There is another thing, which is that the docker run commands seem to download dependencies. Would it be possible to make that part of the docker build stage, so that they're included in the Docker image that's built?

axvr commented 1 year ago

I've pushed a change switching it to Clojure 1.11.1, which should (for most images at least) prevent it pulling down dependencies at runtime.

I have re-ran the results with many different JDK builds and versions on my Mac and have seen some really confusing/unexpected results.
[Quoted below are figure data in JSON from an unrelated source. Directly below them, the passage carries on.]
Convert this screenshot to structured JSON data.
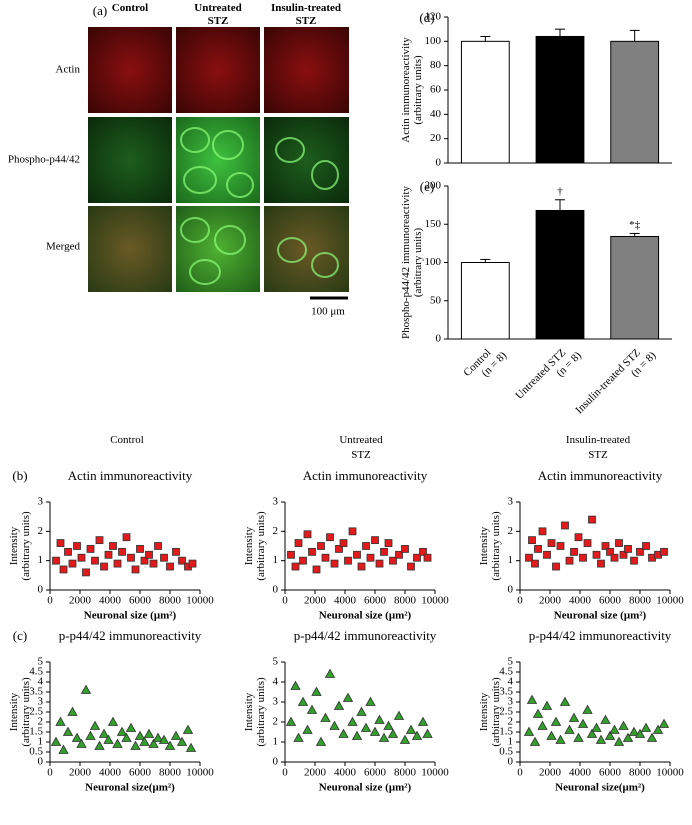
{
  "panel_a": {
    "label": "(a)",
    "columns": [
      [
        "Control"
      ],
      [
        "Untreated",
        "STZ"
      ],
      [
        "Insulin-treated",
        "STZ"
      ]
    ],
    "rows": [
      "Actin",
      "Phospho-p44/42",
      "Merged"
    ],
    "scale_bar": "100 μm"
  },
  "scatter_columns": [
    [
      "Control"
    ],
    [
      "Untreated",
      "STZ"
    ],
    [
      "Insulin-treated",
      "STZ"
    ]
  ],
  "chart_data": [
    {
      "type": "bar",
      "panel_label": "(d)",
      "y_label": [
        "Actin immunoreactivity",
        "(arbitrary units)"
      ],
      "values": [
        100,
        104,
        100
      ],
      "errors": [
        4,
        6,
        9
      ],
      "colors": [
        "#ffffff",
        "#000000",
        "#808080"
      ],
      "ylim": [
        0,
        120
      ],
      "yticks": [
        0,
        20,
        40,
        60,
        80,
        100,
        120
      ]
    },
    {
      "type": "bar",
      "panel_label": "(e)",
      "y_label": [
        "Phospho-p44/42 immunoreactivity",
        "(arbitrary units)"
      ],
      "categories": [
        [
          "Control",
          "(n = 8)"
        ],
        [
          "Untreated STZ",
          "(n = 8)"
        ],
        [
          "Insulin-treated STZ",
          "(n = 8)"
        ]
      ],
      "values": [
        100,
        168,
        134
      ],
      "errors": [
        4,
        14,
        4
      ],
      "value_labels": [
        null,
        "†",
        "*‡"
      ],
      "colors": [
        "#ffffff",
        "#000000",
        "#808080"
      ],
      "ylim": [
        0,
        200
      ],
      "yticks": [
        0,
        50,
        100,
        150,
        200
      ]
    },
    {
      "type": "scatter",
      "panel_label": "(b)",
      "title": "Actin immunoreactivity",
      "x_label": "Neuronal size (μm²)",
      "y_label": [
        "Intensity",
        "(arbitrary units)"
      ],
      "marker": "square",
      "color": "#e31a1c",
      "x": [
        400,
        700,
        900,
        1200,
        1500,
        1800,
        2100,
        2400,
        2700,
        3000,
        3300,
        3600,
        3900,
        4200,
        4500,
        4800,
        5100,
        5400,
        5700,
        6000,
        6300,
        6600,
        6900,
        7200,
        7600,
        8000,
        8400,
        8800,
        9200,
        9500
      ],
      "values": [
        1.0,
        1.6,
        0.7,
        1.3,
        0.9,
        1.5,
        1.1,
        0.6,
        1.4,
        1.0,
        1.7,
        0.8,
        1.2,
        1.5,
        0.9,
        1.3,
        1.8,
        1.1,
        0.7,
        1.4,
        1.0,
        1.2,
        0.9,
        1.5,
        1.1,
        0.8,
        1.3,
        1.0,
        0.8,
        0.9
      ],
      "xlim": [
        0,
        10000
      ],
      "xticks": [
        0,
        2000,
        4000,
        6000,
        8000,
        10000
      ],
      "ylim": [
        0,
        3
      ],
      "yticks": [
        0,
        1,
        2,
        3
      ]
    },
    {
      "type": "scatter",
      "title": "Actin immunoreactivity",
      "x_label": "Neuronal size (μm²)",
      "y_label": [
        "Intensity",
        "(arbitrary units)"
      ],
      "marker": "square",
      "color": "#e31a1c",
      "x": [
        400,
        700,
        900,
        1200,
        1500,
        1800,
        2100,
        2400,
        2700,
        3000,
        3300,
        3600,
        3900,
        4200,
        4500,
        4800,
        5100,
        5400,
        5700,
        6000,
        6300,
        6600,
        6900,
        7200,
        7600,
        8000,
        8400,
        8800,
        9200,
        9500
      ],
      "values": [
        1.2,
        0.8,
        1.6,
        1.0,
        1.9,
        1.3,
        0.7,
        1.5,
        1.1,
        1.8,
        0.9,
        1.4,
        1.6,
        1.0,
        2.0,
        1.2,
        0.8,
        1.5,
        1.1,
        1.7,
        0.9,
        1.3,
        1.6,
        1.0,
        1.2,
        1.4,
        0.8,
        1.1,
        1.3,
        1.1
      ],
      "xlim": [
        0,
        10000
      ],
      "xticks": [
        0,
        2000,
        4000,
        6000,
        8000,
        10000
      ],
      "ylim": [
        0,
        3
      ],
      "yticks": [
        0,
        1,
        2,
        3
      ]
    },
    {
      "type": "scatter",
      "title": "Actin immunoreactivity",
      "x_label": "Neuronal size (μm²)",
      "y_label": [
        "Intensity",
        "(arbitrary units)"
      ],
      "marker": "square",
      "color": "#e31a1c",
      "x": [
        600,
        800,
        1000,
        1200,
        1500,
        1800,
        2100,
        2400,
        2700,
        3000,
        3300,
        3600,
        3900,
        4200,
        4500,
        4800,
        5100,
        5400,
        5700,
        6000,
        6300,
        6600,
        6900,
        7200,
        7600,
        8000,
        8400,
        8800,
        9200,
        9600
      ],
      "values": [
        1.1,
        1.7,
        0.9,
        1.4,
        2.0,
        1.2,
        1.6,
        0.8,
        1.5,
        2.2,
        1.0,
        1.3,
        1.8,
        1.1,
        1.6,
        2.4,
        1.2,
        0.9,
        1.5,
        1.3,
        1.1,
        1.6,
        1.2,
        1.4,
        1.0,
        1.3,
        1.5,
        1.1,
        1.2,
        1.3
      ],
      "xlim": [
        0,
        10000
      ],
      "xticks": [
        0,
        2000,
        4000,
        6000,
        8000,
        10000
      ],
      "ylim": [
        0,
        3
      ],
      "yticks": [
        0,
        1,
        2,
        3
      ]
    },
    {
      "type": "scatter",
      "panel_label": "(c)",
      "title": "p-p44/42 immunoreactivity",
      "x_label": "Neuronal size(μm²)",
      "y_label": [
        "Intensity",
        "(arbitrary units)"
      ],
      "marker": "triangle",
      "color": "#33a02c",
      "x": [
        400,
        700,
        900,
        1200,
        1500,
        1800,
        2100,
        2400,
        2700,
        3000,
        3300,
        3600,
        3900,
        4200,
        4500,
        4800,
        5100,
        5400,
        5700,
        6000,
        6300,
        6600,
        6900,
        7200,
        7600,
        8000,
        8400,
        8800,
        9200,
        9400
      ],
      "values": [
        1.0,
        2.0,
        0.6,
        1.5,
        2.5,
        1.2,
        0.9,
        3.6,
        1.3,
        1.8,
        0.8,
        1.4,
        1.1,
        2.0,
        0.9,
        1.5,
        1.2,
        1.7,
        0.8,
        1.3,
        1.0,
        1.4,
        0.9,
        1.2,
        1.1,
        0.8,
        1.3,
        1.0,
        1.6,
        0.7
      ],
      "xlim": [
        0,
        10000
      ],
      "xticks": [
        0,
        2000,
        4000,
        6000,
        8000,
        10000
      ],
      "ylim": [
        0,
        5
      ],
      "yticks": [
        0,
        0.5,
        1,
        1.5,
        2,
        2.5,
        3,
        3.5,
        4,
        4.5,
        5
      ]
    },
    {
      "type": "scatter",
      "title": "p-p44/42 immunoreactivity",
      "x_label": "Neuronal size (μm²)",
      "y_label": [
        "Intensity",
        "(arbitrary units)"
      ],
      "marker": "triangle",
      "color": "#33a02c",
      "x": [
        400,
        700,
        900,
        1200,
        1500,
        1800,
        2100,
        2400,
        2700,
        3300,
        3600,
        3900,
        4200,
        4500,
        4800,
        5100,
        5400,
        5700,
        6000,
        6300,
        6600,
        6900,
        7200,
        7600,
        8000,
        8400,
        8800,
        9200,
        9500,
        3000
      ],
      "values": [
        2.0,
        3.8,
        1.2,
        3.0,
        1.6,
        2.6,
        3.5,
        1.0,
        2.2,
        1.8,
        2.8,
        1.4,
        3.2,
        2.0,
        1.3,
        2.5,
        1.7,
        3.0,
        1.5,
        2.1,
        1.2,
        1.8,
        1.4,
        2.3,
        1.1,
        1.6,
        1.3,
        2.0,
        1.4,
        4.4
      ],
      "xlim": [
        0,
        10000
      ],
      "xticks": [
        0,
        2000,
        4000,
        6000,
        8000,
        10000
      ],
      "ylim": [
        0,
        5
      ],
      "yticks": [
        0,
        1,
        2,
        3,
        4,
        5
      ]
    },
    {
      "type": "scatter",
      "title": "p-p44/42 immunoreactivity",
      "x_label": "Neuronal size(μm²)",
      "y_label": [
        "Intensity",
        "(arbitrary units)"
      ],
      "marker": "triangle",
      "color": "#33a02c",
      "x": [
        600,
        800,
        1000,
        1200,
        1500,
        1800,
        2100,
        2400,
        2700,
        3000,
        3300,
        3600,
        3900,
        4200,
        4500,
        4800,
        5100,
        5400,
        5700,
        6000,
        6300,
        6600,
        6900,
        7200,
        7600,
        8000,
        8400,
        8800,
        9200,
        9600
      ],
      "values": [
        1.5,
        3.1,
        1.0,
        2.4,
        1.8,
        2.8,
        1.3,
        2.0,
        1.1,
        3.0,
        1.6,
        2.2,
        1.2,
        1.9,
        2.6,
        1.4,
        1.7,
        1.1,
        2.1,
        1.3,
        1.6,
        1.0,
        1.8,
        1.2,
        1.5,
        1.4,
        1.7,
        1.2,
        1.6,
        1.9
      ],
      "xlim": [
        0,
        10000
      ],
      "xticks": [
        0,
        2000,
        4000,
        6000,
        8000,
        10000
      ],
      "ylim": [
        0,
        5
      ],
      "yticks": [
        0,
        0.5,
        1,
        1.5,
        2,
        2.5,
        3,
        3.5,
        4,
        4.5,
        5
      ]
    }
  ]
}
JDK 11 (Temurin + Corretto build)

Passes: 7847, Time: 5.000824000, Avg: 6.372912E-4, Limit: 1000000, Count: 78498, Valid: True
axvr_clj_8-bit;7847;5.000824000;1;algorithm=base,faithful=yes,bits=8
Passes: 3550, Time: 5.002020000, Avg: 0.0014090197, Limit: 1000000, Count: 78498, Valid: True
axvr_clj_1-bit;3550;5.002020000;1;algorithm=base,faithful=yes,bits=1
Passes: 939, Time: 5.000984000, Avg: 0.0053258617, Limit: 1000000, Count: 78498, Valid: True
axvr_clj_1-bit_custom;939;5.000984000;1;algorithm=base,faithful=yes,bits=1

JDK 8 (Corretto and Temurin build)

Passes: 10277, Time: 5.001000000, Avg: 4.866206E-4, Limit: 1000000, Count: 78498, Valid: True
axvr_clj_8-bit;10277;5.001000000;1;algorithm=base,faithful=yes,bits=8
Passes: 3729, Time: 5.001000000, Avg: 0.0013411102, Limit: 1000000, Count: 78498, Valid: True
axvr_clj_1-bit;3729;5.001000000;1;algorithm=base,faithful=yes,bits=1
Passes: 883, Time: 5.004000000, Avg: 0.0056670443, Limit: 1000000, Count: 78498, Valid: True
axvr_clj_1-bit_custom;883;5.004000000;1;algorithm=base,faithful=yes,bits=1

JDK 17+ (All builds)

Passes: 7743, Time: 5.000399000, Avg: 6.4579607E-4, Limit: 1000000, Count: 78498, Valid: True
axvr_clj_8-bit;7743;5.000399000;1;algorithm=base,faithful=yes,bits=8
Passes: 3724, Time: 5.001522000, Avg: 0.001343051, Limit: 1000000, Count: 78498, Valid: True
axvr_clj_1-bit;3724;5.001522000;1;algorithm=base,faithful=yes,bits=1
Passes: 3989, Time: 5.001497000, Avg: 0.0012538222, Limit: 1000000, Count: 78498, Valid: True
axvr_clj_1-bit_custom;3989;5.001497000;1;algorithm=base,faithful=yes,bits=1
axvr commented 1 year ago

(Updated the above message with Docker image for JDK 8.)

rbergen commented 1 year ago

I'm not exactly sure where that leaves us when it comes to this PR?

axvr commented 1 year ago

I'm not sure either. I think I'll just close this as the base image change has clearly made things worse.

That said, it was still interesting seeing how much of a difference the OS, architecture and JVM version have on performance. Really shows how unpredictable performance becomes upon all these layers of abstraction.